The thin, athletic, sexy ideals of beauty have become the ‘new normal.’
That's frightening for the last few generations—not to mention the
parents who are raising their young daughters in this environment of
competition and judgment.
We deserve to be really angry about the current state of affairs that
has a fashion and media industry feeding us ideals that cause us to
feel guilty for our hungers, obsessed with our appearance, and hating
the very bodies that we need to sustain us. The only real cure for
plastic surgery, and this need to be ‘beautiful,’ is for people to
realize that it is not the nose, but the look in the eyes. It is not the
appearance, but the accomplishments, not the outside but the inside
that actually makes us all who we are. – AMEN…
Broken Image is a glimpse into the world of the ‘cosmetic’ generations.
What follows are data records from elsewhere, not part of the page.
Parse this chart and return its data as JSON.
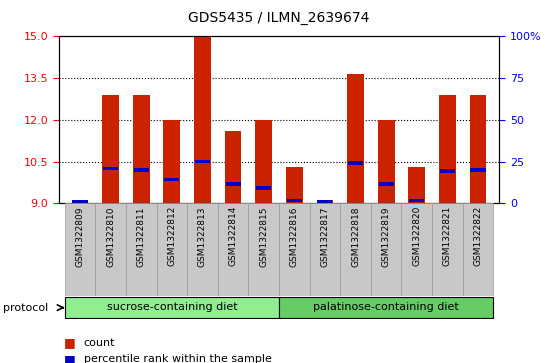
{
  "title": "GDS5435 / ILMN_2639674",
  "samples": [
    "GSM1322809",
    "GSM1322810",
    "GSM1322811",
    "GSM1322812",
    "GSM1322813",
    "GSM1322814",
    "GSM1322815",
    "GSM1322816",
    "GSM1322817",
    "GSM1322818",
    "GSM1322819",
    "GSM1322820",
    "GSM1322821",
    "GSM1322822"
  ],
  "count_values": [
    9.1,
    12.9,
    12.9,
    12.0,
    15.0,
    11.6,
    12.0,
    10.3,
    9.1,
    13.65,
    12.0,
    10.3,
    12.9,
    12.9
  ],
  "percentile_values": [
    9.05,
    10.25,
    10.2,
    9.85,
    10.5,
    9.7,
    9.55,
    9.1,
    9.05,
    10.45,
    9.7,
    9.1,
    10.15,
    10.2
  ],
  "ymin": 9.0,
  "ymax": 15.0,
  "yticks": [
    9,
    10.5,
    12,
    13.5,
    15
  ],
  "right_yticks": [
    0,
    25,
    50,
    75,
    100
  ],
  "right_ytick_positions": [
    9.0,
    10.5,
    12.0,
    13.5,
    15.0
  ],
  "groups": [
    {
      "label": "sucrose-containing diet",
      "start": 0,
      "end": 7
    },
    {
      "label": "palatinose-containing diet",
      "start": 7,
      "end": 14
    }
  ],
  "group_colors": [
    "#90EE90",
    "#66CC66"
  ],
  "bar_color": "#CC2200",
  "percentile_color": "#0000CC",
  "background_color": "#FFFFFF",
  "tick_area_color": "#C8C8C8",
  "bar_width": 0.55,
  "base_value": 9.0,
  "grid_yticks": [
    10.5,
    12.0,
    13.5
  ]
}
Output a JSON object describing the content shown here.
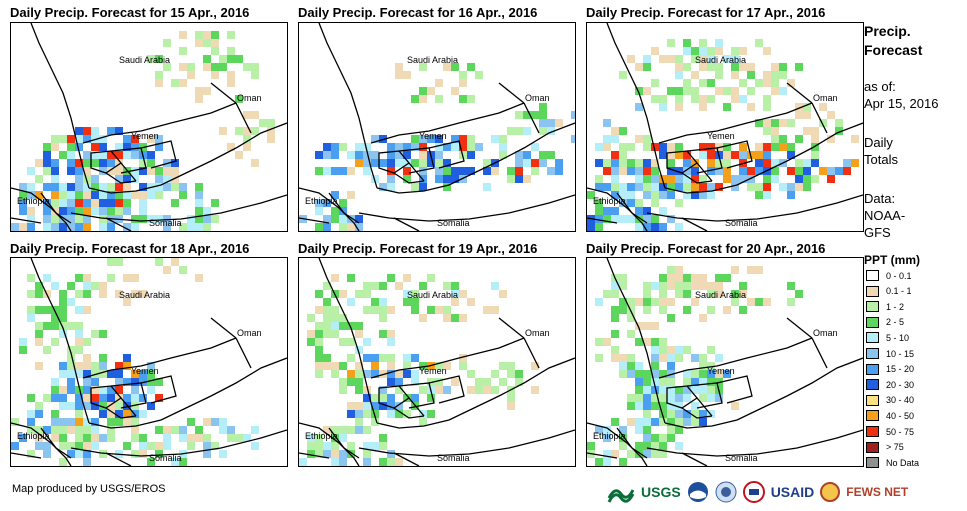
{
  "panels": [
    {
      "title": "Daily Precip. Forecast for 15 Apr., 2016"
    },
    {
      "title": "Daily Precip. Forecast for 16 Apr., 2016"
    },
    {
      "title": "Daily Precip. Forecast for 17 Apr., 2016"
    },
    {
      "title": "Daily Precip. Forecast for 18 Apr., 2016"
    },
    {
      "title": "Daily Precip. Forecast for 19 Apr., 2016"
    },
    {
      "title": "Daily Precip. Forecast for 20 Apr., 2016"
    }
  ],
  "map_labels": {
    "saudi": "Saudi Arabia",
    "oman": "Oman",
    "yemen": "Yemen",
    "ethiopia": "Ethiopia",
    "somalia": "Somalia"
  },
  "sidebar": {
    "title_line1": "Precip.",
    "title_line2": "Forecast",
    "asof_line1": "as of:",
    "asof_line2": "Apr 15, 2016",
    "totals_line1": "Daily",
    "totals_line2": "Totals",
    "data_line1": "Data:",
    "data_line2": "NOAA-",
    "data_line3": "GFS"
  },
  "legend": {
    "title": "PPT (mm)",
    "items": [
      {
        "label": "0 - 0.1",
        "color": "#ffffff"
      },
      {
        "label": "0.1 - 1",
        "color": "#f0d9b5"
      },
      {
        "label": "1 - 2",
        "color": "#b8f0a8"
      },
      {
        "label": "2 - 5",
        "color": "#5cd65c"
      },
      {
        "label": "5 - 10",
        "color": "#b4eef8"
      },
      {
        "label": "10 - 15",
        "color": "#8cc4f0"
      },
      {
        "label": "15 - 20",
        "color": "#4a9ff0"
      },
      {
        "label": "20 - 30",
        "color": "#1f5fe0"
      },
      {
        "label": "30 - 40",
        "color": "#fbe382"
      },
      {
        "label": "40 - 50",
        "color": "#f5a01a"
      },
      {
        "label": "50 - 75",
        "color": "#f03010"
      },
      {
        "label": "> 75",
        "color": "#a02020"
      },
      {
        "label": "No Data",
        "color": "#909090"
      }
    ]
  },
  "footer": {
    "credit": "Map produced by USGS/EROS"
  },
  "logos": {
    "usgs": "USGS",
    "usaid": "USAID",
    "fews": "FEWS NET"
  }
}
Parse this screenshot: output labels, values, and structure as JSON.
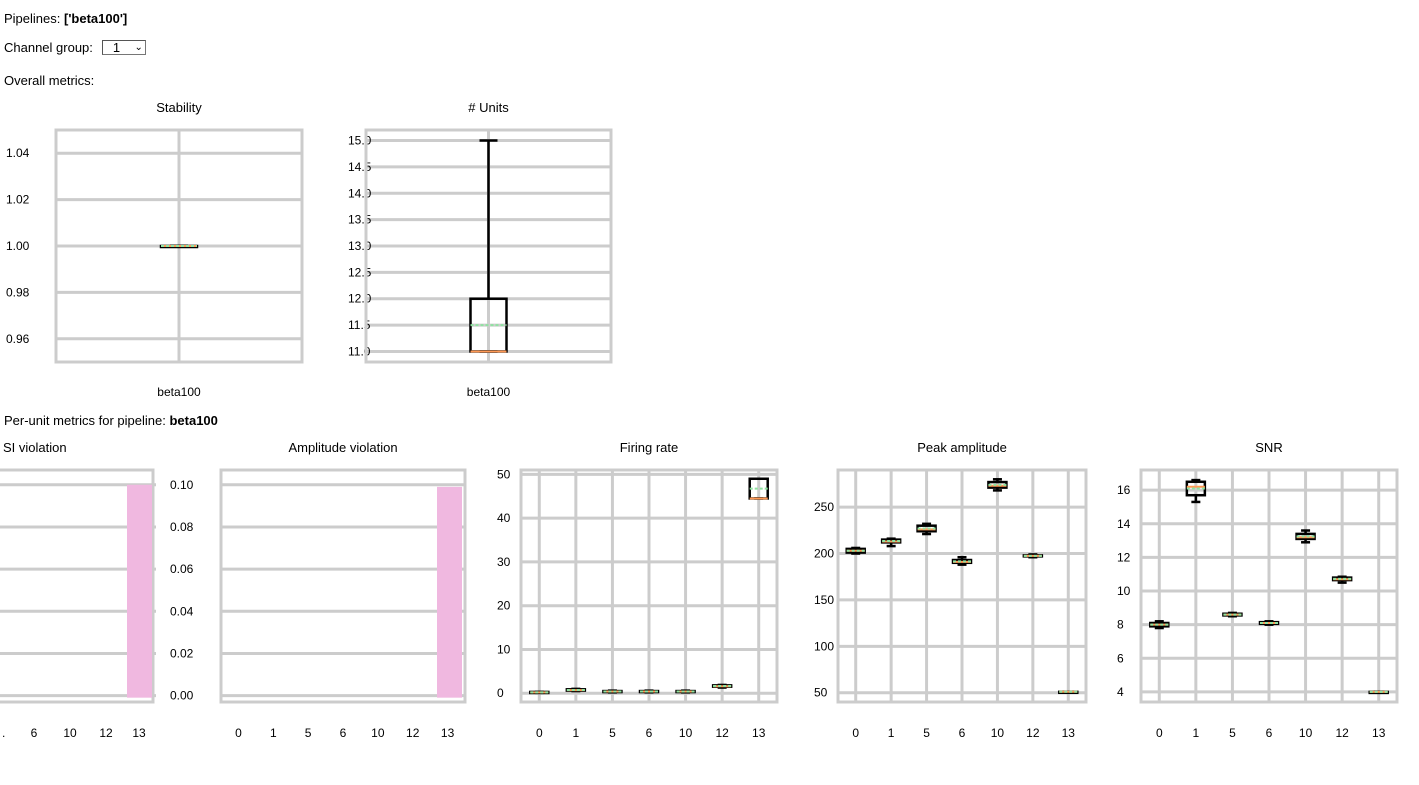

Beverly Hills is the perfect example of the peer pressure of
beauty…there is a lesson to be learned!
SYNOPSIS
Women are
constantly pressured with the overwhelming message that achieving
‘perfect beauty’ is mandatory to be accepted and successful.
Mercedes survived a childhood with a hateful and mentally ill mother
who constantly called her an ‘ugly duckling.’ Now, at twenty-nine, she’s
a brilliant financial icon in Beverly Hills. She knew she was not
beautiful, or stunning, or even close to either. She was plain, simple,
and ordinary. Not at all close to what some, even her friends,
considered ‘acceptable.’ You go on a journey with Mercedes and her four
friends that live in a city that judges a woman solely by her outside
and not her inside. Will Mercedes face decisions that would change her
life forever? Will reality raise its ugly head and teach her a lesson?